Income Tax Act. Sub-section (1) of Section 119 of the

Income Tax Act authorizes the Board to issue such

orders, instructions and directions to other income-tax

authorities, as it may deem fit for the proper

administration of the Act, and the income-tax authorities

are bound to follow the said orders, instructions and

directions. Sub-section (2) of Section 119, insofar as, it

is relevant, reads as follows :-

"(2) Without prejudice to the generality of the foregoing power,-

                (a)        ............

                (b)        the Board may, if it considers it desirable

or expedient so to do for avoiding genuine hardship in any case or class of cases, by general or special order, authorize any income-tax authority, not being a Commissioner (Appeals) to admit an application or claim for any exemption, deduction, refund or any other relief under this Act after the expiry of the period specified by or under this Act for making such application or claim and deal with the same on merits in accordance with law;"

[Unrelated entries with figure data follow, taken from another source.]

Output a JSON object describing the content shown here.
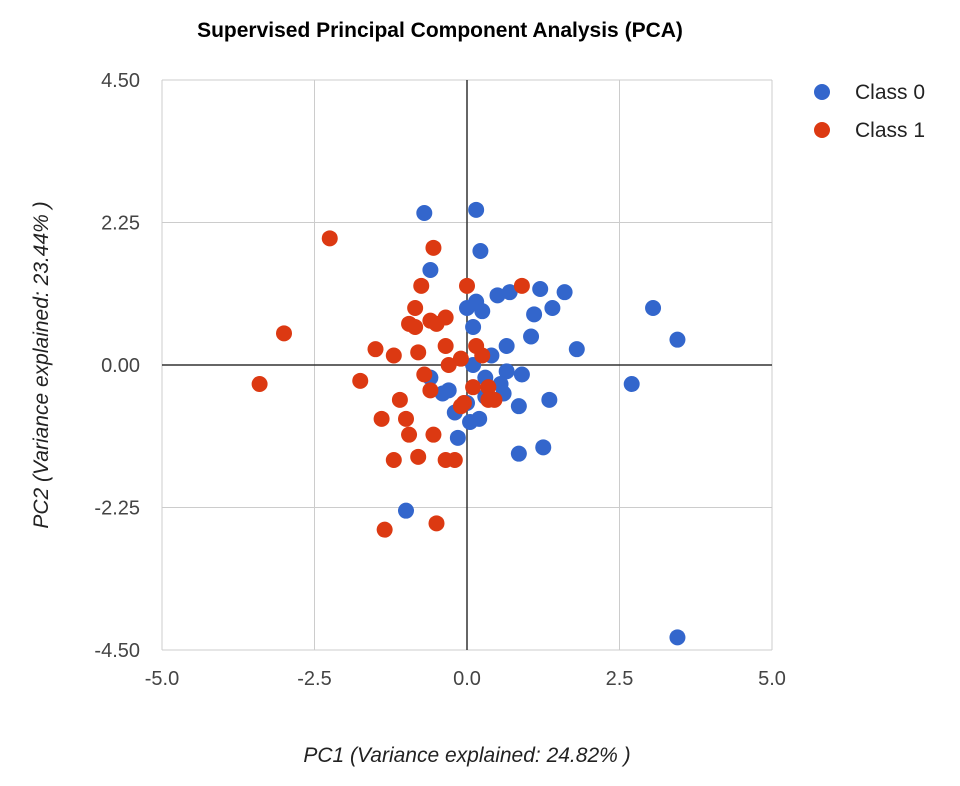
{
  "chart_data": {
    "type": "scatter",
    "title": "Supervised Principal Component Analysis (PCA)",
    "xlabel": "PC1 (Variance explained: 24.82% )",
    "ylabel": "PC2 (Variance explained: 23.44% )",
    "xlim": [
      -5.0,
      5.0
    ],
    "ylim": [
      -4.5,
      4.5
    ],
    "x_ticks": [
      "-5.0",
      "-2.5",
      "0.0",
      "2.5",
      "5.0"
    ],
    "y_ticks": [
      "4.50",
      "2.25",
      "0.00",
      "-2.25",
      "-4.50"
    ],
    "x_tick_values": [
      -5.0,
      -2.5,
      0.0,
      2.5,
      5.0
    ],
    "y_tick_values": [
      4.5,
      2.25,
      0.0,
      -2.25,
      -4.5
    ],
    "grid": true,
    "legend_position": "top-right",
    "series": [
      {
        "name": "Class 0",
        "color": "#3366cc",
        "points": [
          [
            -0.7,
            2.4
          ],
          [
            0.15,
            2.45
          ],
          [
            0.22,
            1.8
          ],
          [
            -0.6,
            1.5
          ],
          [
            0.0,
            0.9
          ],
          [
            0.1,
            0.6
          ],
          [
            0.5,
            1.1
          ],
          [
            0.7,
            1.15
          ],
          [
            1.2,
            1.2
          ],
          [
            1.6,
            1.15
          ],
          [
            1.1,
            0.8
          ],
          [
            1.4,
            0.9
          ],
          [
            0.15,
            1.0
          ],
          [
            0.25,
            0.85
          ],
          [
            3.05,
            0.9
          ],
          [
            3.45,
            0.4
          ],
          [
            1.8,
            0.25
          ],
          [
            1.05,
            0.45
          ],
          [
            0.65,
            0.3
          ],
          [
            0.4,
            0.15
          ],
          [
            0.1,
            0.0
          ],
          [
            0.65,
            -0.1
          ],
          [
            -0.6,
            -0.2
          ],
          [
            -0.3,
            -0.4
          ],
          [
            0.3,
            -0.2
          ],
          [
            0.55,
            -0.3
          ],
          [
            0.9,
            -0.15
          ],
          [
            -0.4,
            -0.45
          ],
          [
            0.3,
            -0.5
          ],
          [
            0.85,
            -0.65
          ],
          [
            0.6,
            -0.45
          ],
          [
            0.2,
            -0.85
          ],
          [
            0.05,
            -0.9
          ],
          [
            -0.15,
            -1.15
          ],
          [
            1.35,
            -0.55
          ],
          [
            0.85,
            -1.4
          ],
          [
            1.25,
            -1.3
          ],
          [
            2.7,
            -0.3
          ],
          [
            -1.0,
            -2.3
          ],
          [
            3.45,
            -4.3
          ],
          [
            -0.2,
            -0.75
          ],
          [
            0.0,
            -0.6
          ]
        ]
      },
      {
        "name": "Class 1",
        "color": "#dc3912",
        "points": [
          [
            -2.25,
            2.0
          ],
          [
            -0.55,
            1.85
          ],
          [
            -0.75,
            1.25
          ],
          [
            0.0,
            1.25
          ],
          [
            0.9,
            1.25
          ],
          [
            -0.85,
            0.9
          ],
          [
            -0.95,
            0.65
          ],
          [
            -0.85,
            0.6
          ],
          [
            -0.6,
            0.7
          ],
          [
            -0.5,
            0.65
          ],
          [
            -0.35,
            0.75
          ],
          [
            -3.0,
            0.5
          ],
          [
            -1.5,
            0.25
          ],
          [
            -1.2,
            0.15
          ],
          [
            -0.8,
            0.2
          ],
          [
            -0.35,
            0.3
          ],
          [
            0.25,
            0.15
          ],
          [
            0.15,
            0.3
          ],
          [
            -0.3,
            0.0
          ],
          [
            -0.1,
            0.1
          ],
          [
            -0.7,
            -0.15
          ],
          [
            -1.75,
            -0.25
          ],
          [
            -3.4,
            -0.3
          ],
          [
            -0.6,
            -0.4
          ],
          [
            0.1,
            -0.35
          ],
          [
            0.35,
            -0.35
          ],
          [
            0.45,
            -0.55
          ],
          [
            -0.05,
            -0.6
          ],
          [
            -1.1,
            -0.55
          ],
          [
            -1.4,
            -0.85
          ],
          [
            -1.0,
            -0.85
          ],
          [
            -0.95,
            -1.1
          ],
          [
            -0.55,
            -1.1
          ],
          [
            -1.2,
            -1.5
          ],
          [
            -0.8,
            -1.45
          ],
          [
            -0.35,
            -1.5
          ],
          [
            -0.2,
            -1.5
          ],
          [
            -1.35,
            -2.6
          ],
          [
            -0.5,
            -2.5
          ],
          [
            -0.1,
            -0.65
          ],
          [
            0.35,
            -0.55
          ]
        ]
      }
    ]
  }
}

6. Learned counsel for the petitioner submits

that Section 119(2)(b) of the Income Tax Act authorizes

the Board to issue orders to the Income Tax Authorities

to entertain remedies available under the Act, by way of

application or claim for any exemption, deduction,

refund, or any other relief beyond the period of

limitation. However, the same does not permit the

Board to lay down an outer-limit of time, during which

such application for condonation of delay may be

entertained. Learned counsel submits that, by

prescribing the outer-limit of six years, under Clause 3

of the Circular No. 9/2015, the Board has exceeded its

statutory power. Learned counsel further submits that

the petitioner would be put to grave hardship, since the

said amount of Rs. 14,61,201/-, which constitutes the

working capital of the petitioner, would remain locked

up, and will not be available to the petitioner to claim

credit, for no fault of the petitioner.

7. We have considered the aforesaid submissions

of learned counsel for the petitioner, and do not find any

merit in the same.

8. When Section 119(2)(b) of the Income Tax

Act authorizes the Board to issue instructions, directions

or orders to the Income Tax Authorities to admit an

application, or claim for any exemption, deduction,

refund, or any other relief under the Act after the expiry

of the period of limitation specified by or under the Act,

along with the said power goes the power to prescribe

the conditions, upon which such delayed applications

may be entertained. Since the petitioner sought

condonation of delay by resort of the very same Circular

No. 9/2015, the petitioner has to accept the conditions

prescribed in the said circular for entertainment of

application seeking condonation of delay. Therefore, it

is not correct for the petitioner to contend that the

Board has no power to lay down an outer-limit of

limitation, during which period an application for

condonation of delay may be entertained.

9. The rectification application could be filed by

the petitioner within four years of the expiry of the

Assessment Year. Admittedly, the petitioner did not do

so. By resorting to Clause 3 of Circular No. 9/2015, the

petitioner could have sought condonation of delay, in

moving the rectification application by another two

years. The petitioner did not file the rectification

application either within the period of limitation, or even

within the period for which the delay could be condoned,

i.e. up to six years. The petitioner moved the

rectification application only in the year 2021, i.e. after

over 12 years.

10. It is well settled that, with the expiry of

limitation, the law bars the remedy even if the right is

not extinguished. Therefore, the right of the petitioner,

to avail of the remedy of rectification, stood barred by

the law of limitation. The petitioner has only itself to

blame for not availing of the remedy available to it

within the period of limitation, or even within the period

during which the application for condonation of delay

could be entertained.

11. For the aforesaid reasons, we find no merit in

this Writ Petition. The same is, accordingly, dismissed.

12. Consequently, pending applications, if any,

also stand disposed of.

________________ VIPIN SANGHI, C.J.

___________________ ALOK KUMAR VERMA, J.